Représentation d’une maison sur pilotis du pays de Pount. Relief du temple d’Hatchepsout à Deir el-Bahari. Neithsabes/Wikimedia Commons
De 1000 avant J.-C. à 200 après J.-C. : les Noks, fascinants artistes de l’âge du fer
Appauvrissement des sols, changement climatique, guerres, famines ? Les raisons de l’effacement de la culture nok, au centre du Nigeria actuel, sont incertaines. Les intempéries et l’acidité des sols ont laissé peu de traces de cette société, que l’on connaît principalement au travers de ses statues en terre cuite, une technique que les Noks semblent maîtriser dès le début du premier millénaire avant notre ère. Ces œuvres extraordinaires sont les plus anciennes connues de l’Afrique subsaharienne, l’âge d’or débutant à partir de 500 avant J.-C. C’est grâce au fer que la culture nok s’est épanouie, sans passer par la case « bronze ». Les fouilles ont permis de découvrir 13 fours de fusion permettant de fabriquer de solides outils, avec lesquels l’agriculture a pu se développer. Comment ont-ils appris à fondre le fer? Là encore, mystère…
Sculpture Nok revendiquée par le Nigeria. Musée du quai Branly au Louvre, Pavillon des Sessions. Wikimedia Commons
De 800 avant J.-C. à 600 après J.-C. : les Garamantes, anciens seigneurs du désert
Grand peuple berbère du Sahara, les Garamantes ont bâti au Sud de la Libye une civilisation longtemps sous-estimée. Les cités, dont la capitale Garama, récemment découverte par les archéologues, commerçaient avec le monde romain (qu’ils pourvoyaient notamment en esclaves), mais celui-ci finit par imposer sa domination. Si un système de puits et de canalisations permettait de vivre dans un environment désertique, il est possible que la surexploitation hydrique ait causé le déclin du royaume.
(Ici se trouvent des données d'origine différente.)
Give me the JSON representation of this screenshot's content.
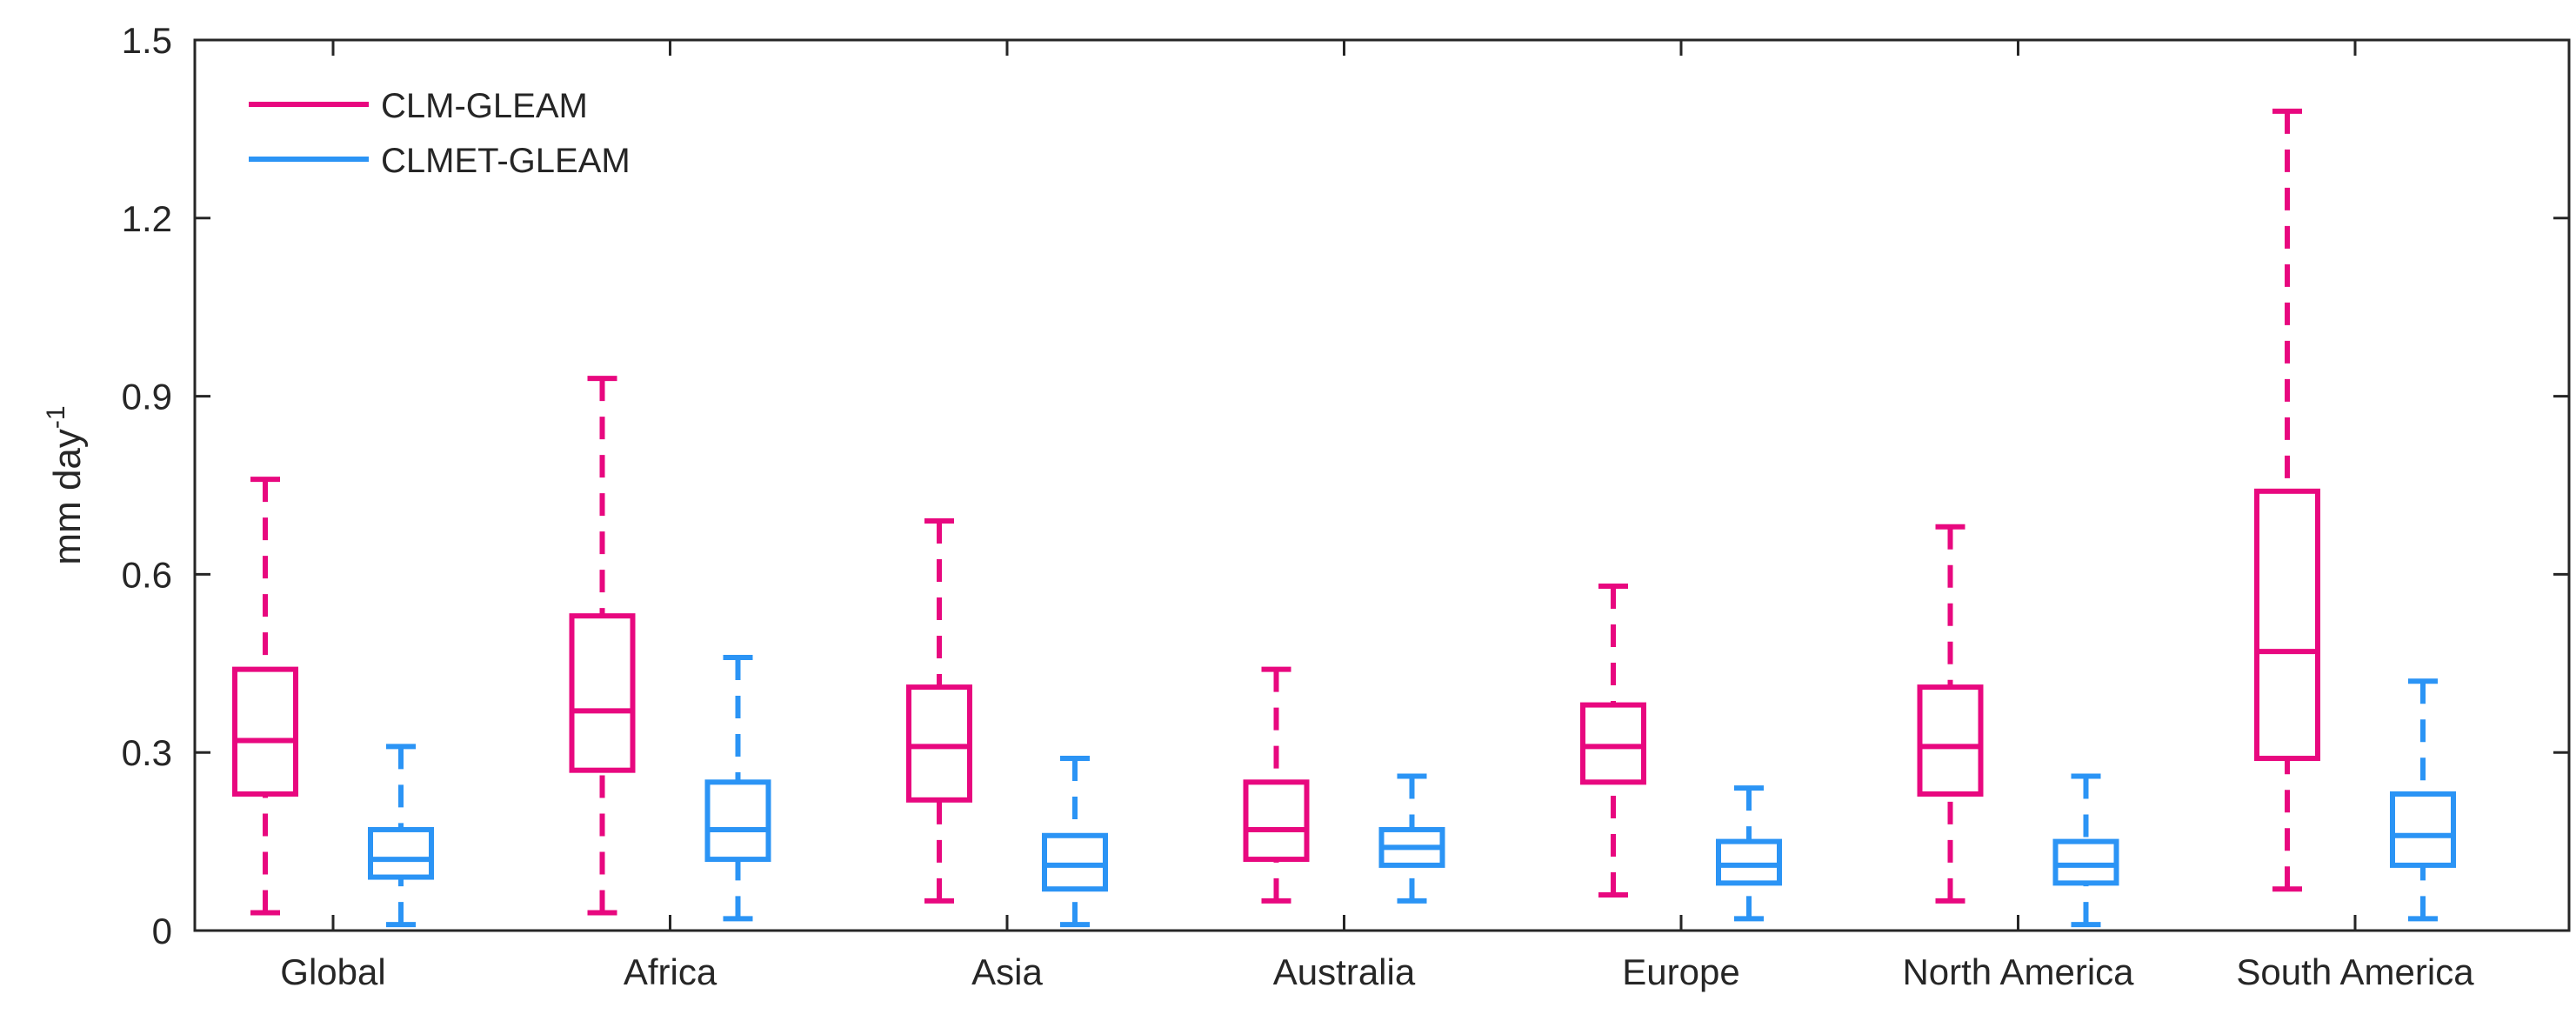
{
  "chart_data": {
    "type": "boxplot",
    "title": "",
    "xlabel": "",
    "ylabel": "mm day",
    "ylabel_superscript": "-1",
    "ylim": [
      0,
      1.5
    ],
    "yticks": [
      "0",
      "0.3",
      "0.6",
      "0.9",
      "1.2",
      "1.5"
    ],
    "ytick_values": [
      0,
      0.3,
      0.6,
      0.9,
      1.2,
      1.5
    ],
    "categories": [
      "Global",
      "Africa",
      "Asia",
      "Australia",
      "Europe",
      "North America",
      "South America"
    ],
    "legend_placement": "top-left",
    "series": [
      {
        "name": "CLM-GLEAM",
        "color": "#e8087f",
        "boxes": [
          {
            "min": 0.03,
            "q1": 0.23,
            "median": 0.32,
            "q3": 0.44,
            "max": 0.76
          },
          {
            "min": 0.03,
            "q1": 0.27,
            "median": 0.37,
            "q3": 0.53,
            "max": 0.93
          },
          {
            "min": 0.05,
            "q1": 0.22,
            "median": 0.31,
            "q3": 0.41,
            "max": 0.69
          },
          {
            "min": 0.05,
            "q1": 0.12,
            "median": 0.17,
            "q3": 0.25,
            "max": 0.44
          },
          {
            "min": 0.06,
            "q1": 0.25,
            "median": 0.31,
            "q3": 0.38,
            "max": 0.58
          },
          {
            "min": 0.05,
            "q1": 0.23,
            "median": 0.31,
            "q3": 0.41,
            "max": 0.68
          },
          {
            "min": 0.07,
            "q1": 0.29,
            "median": 0.47,
            "q3": 0.74,
            "max": 1.38
          }
        ]
      },
      {
        "name": "CLMET-GLEAM",
        "color": "#2b94f5",
        "boxes": [
          {
            "min": 0.01,
            "q1": 0.09,
            "median": 0.12,
            "q3": 0.17,
            "max": 0.31
          },
          {
            "min": 0.02,
            "q1": 0.12,
            "median": 0.17,
            "q3": 0.25,
            "max": 0.46
          },
          {
            "min": 0.01,
            "q1": 0.07,
            "median": 0.11,
            "q3": 0.16,
            "max": 0.29
          },
          {
            "min": 0.05,
            "q1": 0.11,
            "median": 0.14,
            "q3": 0.17,
            "max": 0.26
          },
          {
            "min": 0.02,
            "q1": 0.08,
            "median": 0.11,
            "q3": 0.15,
            "max": 0.24
          },
          {
            "min": 0.01,
            "q1": 0.08,
            "median": 0.11,
            "q3": 0.15,
            "max": 0.26
          },
          {
            "min": 0.02,
            "q1": 0.11,
            "median": 0.16,
            "q3": 0.23,
            "max": 0.42
          }
        ]
      }
    ]
  }
}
Les tombes des Garamantes, en Libye. Alamy Stock Photo
Du XIe au XVe siècle : Grand Zimbabwe, une puissance médiévale disparue
Longtemps attribuée aux Phéniciens, la cité du Grand Zimbabwe est bel et bien l’œuvre des Shonas, un peuple bantou. Prenant son essor au XIe siècle, la ville, constituée de murailles circulaires de pierres, a compté jusqu’à 18 000 habitants et vivait principalement du commerce de l’or extrait dans la région. Sa société extrêmement développée était capable de creuser d’immenses puits pour stocker l’eau en vue des sécheresses. Son déclin, au XVe siècle, pourrait avoir coïncidé avec un effondrement du cours du métal précieux dans les échanges autour de l’océan Indien.
Le Grand Zimbabwe, un ensemble de ruines d’une cité médiévale d’Afrique méridionale. Jan Derk/Wikimedia Commons
Du IX au XIVe siècle : la cité d’Ifé dévastée par la peste
Au XIVe siècle, la cité-État yoruba d’Ifé, célèbre pour ses statues de bronze au troublant réalisme, vit dans l’opulence, la prospérité et la paix avec ses voisins. Pourtant, cette ville du sud-ouest de l’actuel Nigeria se vide brusquement de ses habitants, qui semblent fuir en abandonnant leurs biens sur place. La terrible peste noire, qui ravage l’Europe à la même époque, est l’explication la plus plausible à cet effondrement. L’Afrique ne vivait pas coupée du reste du monde et les échanges commerciaux ont apporté la pandémie jusque dans la zone subsaharienne.
sculpture de la civilisation Ifè. Terre cuite, Nigéria, XIIe-XIVe siècle. Musée du Louvre.